Euglena chloroplast protein precursors are transported as integral membrane proteins from the endoplasmic reticulum (ER) to the Golgi apparatus prior to chloroplast localization. All Euglena chloroplast protein precursors have functionally similar bipartite presequences composed of an N-terminal signal peptide domain and a stromal targeting domain containing a hydrophobic region approximately 60 amino acids from the predicted signal peptidase cleavage site. Asparagine-linked glycosylation reporters and presequence deletion constructs of the precursor to the Euglena light-harvesting chlorophyll a/b-binding protein of photosystem II (pLHCPII) were used to identify presequence regions translocated into the ER lumen and stop transfer membrane anchor domains. An asparagine-linked glycosylation site present at amino acid 148 of pLHCPII near the N terminus of mature LHCPII was not glycosylated in vitro by canine microsomes while an asparagine-linked glycosylation site inserted at amino acid 40 was. The asparagine at amino acid 148 was glycosylated upon deletion of amino acids 46-146, which contain the stromal targeting domain, indicating that the hydrophobic region within this domain functions as a stop transfer membrane anchor sequence.

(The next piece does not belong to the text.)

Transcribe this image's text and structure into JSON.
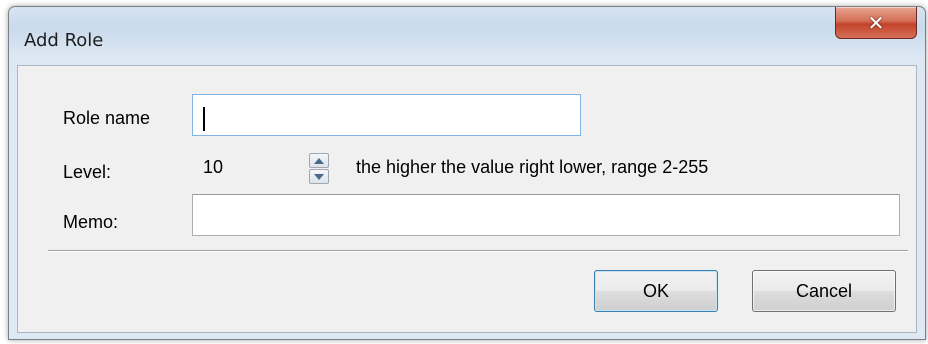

Protease protection assays indicated that for all constructs, mature LHCPII was not translocated across the microsomal membrane. Taken together with the structural similarity of all Euglena presequences, these results demonstrate that chloroplast precursors are anchored within ER and Golgi transport vesicles by the stromal targeting domain hydrophobic region oriented with the presequence N terminus formed by signal peptidase cleavage in the vesicle lumen and the mature protein in the cytoplasm.